Olbermann comes right out and calls Palin “stupid,” but usually the press is a bit more subtle. When Palin asked for clarification of the term “Bush doctrine” in an interview, many commentators accused her of ignorance on foreign policy. However, given that there have been many versions of the Bush Doctrine, the question was a reasonable one.

These exaggerations clearly fit into the logic of diversity snobbery. The fictional narrow-mindedness, ignorance, and authoritarianism of the Republicans throws into relief the elites’ intelligent and broad-minded openness.

Barack Obama himself has artfully appealed to diversity snobbery. In his notorious “Bittergate” comments, the candidate maintained that small-town Americans “cling to” guns, religion, and immigration restrictionism out of bitterness and frustration. Similarly, Obama contrasts the Republican “politics of fear” with his own message of “change” and “hope.” The moral is clear: only bitter, frustrated, fearful losers stuck in the past oppose white dispossession and the eradication of traditional American culture. Successful, savvy people like Obama and his supporters are open to diversity.

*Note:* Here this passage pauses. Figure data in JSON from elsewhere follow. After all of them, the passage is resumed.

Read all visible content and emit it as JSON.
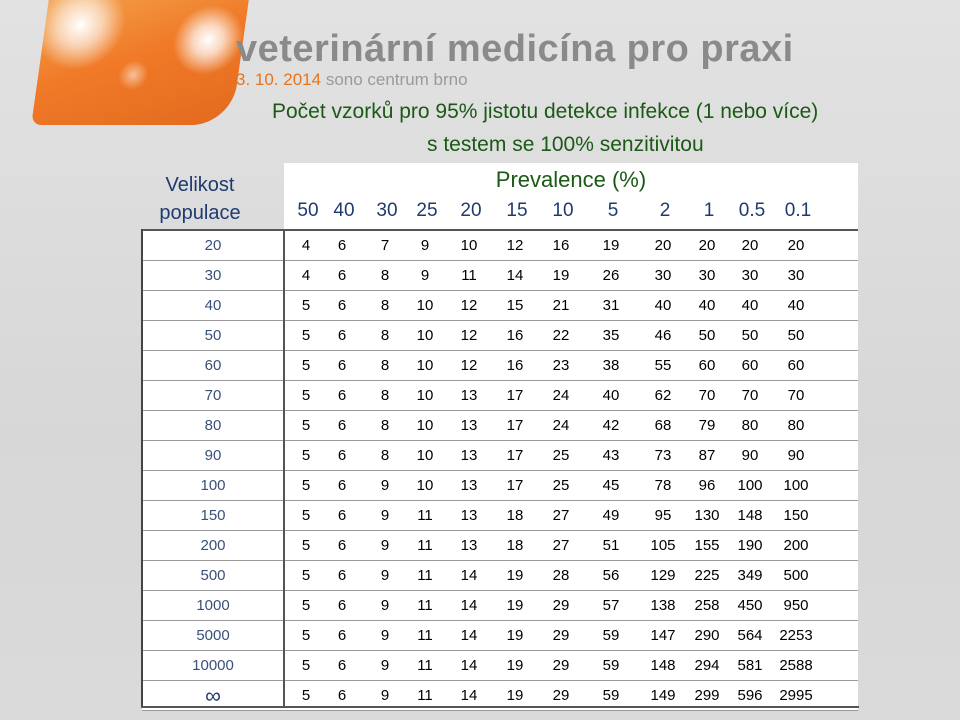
{
  "brand": {
    "title": "veterinární medicína pro praxi",
    "date": "3. 10. 2014",
    "venue": "sono centrum brno"
  },
  "heading": {
    "line1": "Počet vzorků pro 95% jistotu detekce infekce (1 nebo více)",
    "line2": "s testem se 100% senzitivitou"
  },
  "table": {
    "population_label": "Velikost populace",
    "prevalence_label": "Prevalence (%)",
    "prevalences": [
      "50",
      "40",
      "30",
      "25",
      "20",
      "15",
      "10",
      "5",
      "2",
      "1",
      "0.5",
      "0.1"
    ],
    "rows": [
      {
        "size": "20",
        "values": [
          "4",
          "6",
          "7",
          "9",
          "10",
          "12",
          "16",
          "19",
          "20",
          "20",
          "20",
          "20"
        ]
      },
      {
        "size": "30",
        "values": [
          "4",
          "6",
          "8",
          "9",
          "11",
          "14",
          "19",
          "26",
          "30",
          "30",
          "30",
          "30"
        ]
      },
      {
        "size": "40",
        "values": [
          "5",
          "6",
          "8",
          "10",
          "12",
          "15",
          "21",
          "31",
          "40",
          "40",
          "40",
          "40"
        ]
      },
      {
        "size": "50",
        "values": [
          "5",
          "6",
          "8",
          "10",
          "12",
          "16",
          "22",
          "35",
          "46",
          "50",
          "50",
          "50"
        ]
      },
      {
        "size": "60",
        "values": [
          "5",
          "6",
          "8",
          "10",
          "12",
          "16",
          "23",
          "38",
          "55",
          "60",
          "60",
          "60"
        ]
      },
      {
        "size": "70",
        "values": [
          "5",
          "6",
          "8",
          "10",
          "13",
          "17",
          "24",
          "40",
          "62",
          "70",
          "70",
          "70"
        ]
      },
      {
        "size": "80",
        "values": [
          "5",
          "6",
          "8",
          "10",
          "13",
          "17",
          "24",
          "42",
          "68",
          "79",
          "80",
          "80"
        ]
      },
      {
        "size": "90",
        "values": [
          "5",
          "6",
          "8",
          "10",
          "13",
          "17",
          "25",
          "43",
          "73",
          "87",
          "90",
          "90"
        ]
      },
      {
        "size": "100",
        "values": [
          "5",
          "6",
          "9",
          "10",
          "13",
          "17",
          "25",
          "45",
          "78",
          "96",
          "100",
          "100"
        ]
      },
      {
        "size": "150",
        "values": [
          "5",
          "6",
          "9",
          "11",
          "13",
          "18",
          "27",
          "49",
          "95",
          "130",
          "148",
          "150"
        ]
      },
      {
        "size": "200",
        "values": [
          "5",
          "6",
          "9",
          "11",
          "13",
          "18",
          "27",
          "51",
          "105",
          "155",
          "190",
          "200"
        ]
      },
      {
        "size": "500",
        "values": [
          "5",
          "6",
          "9",
          "11",
          "14",
          "19",
          "28",
          "56",
          "129",
          "225",
          "349",
          "500"
        ]
      },
      {
        "size": "1000",
        "values": [
          "5",
          "6",
          "9",
          "11",
          "14",
          "19",
          "29",
          "57",
          "138",
          "258",
          "450",
          "950"
        ]
      },
      {
        "size": "5000",
        "values": [
          "5",
          "6",
          "9",
          "11",
          "14",
          "19",
          "29",
          "59",
          "147",
          "290",
          "564",
          "2253"
        ]
      },
      {
        "size": "10000",
        "values": [
          "5",
          "6",
          "9",
          "11",
          "14",
          "19",
          "29",
          "59",
          "148",
          "294",
          "581",
          "2588"
        ]
      },
      {
        "size": "∞",
        "values": [
          "5",
          "6",
          "9",
          "11",
          "14",
          "19",
          "29",
          "59",
          "149",
          "299",
          "596",
          "2995"
        ]
      }
    ]
  }
}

Diversity snobbery substitutes insult for argumentation and persuades by appealing to people’s vanity rather than their reason. This elite arrogance is responsible for the distinctive nastiness and shallowness that characterizes today’s political debate. Republicans, after all, are so terrified of being smeared by diversity snobs that they refuse to address the legitimate concerns of white Americans. Consequently, their anger over affirmative action, welfare policies that “spread the wealth” from whites to minorities, and mass immigration continues to fester in silence.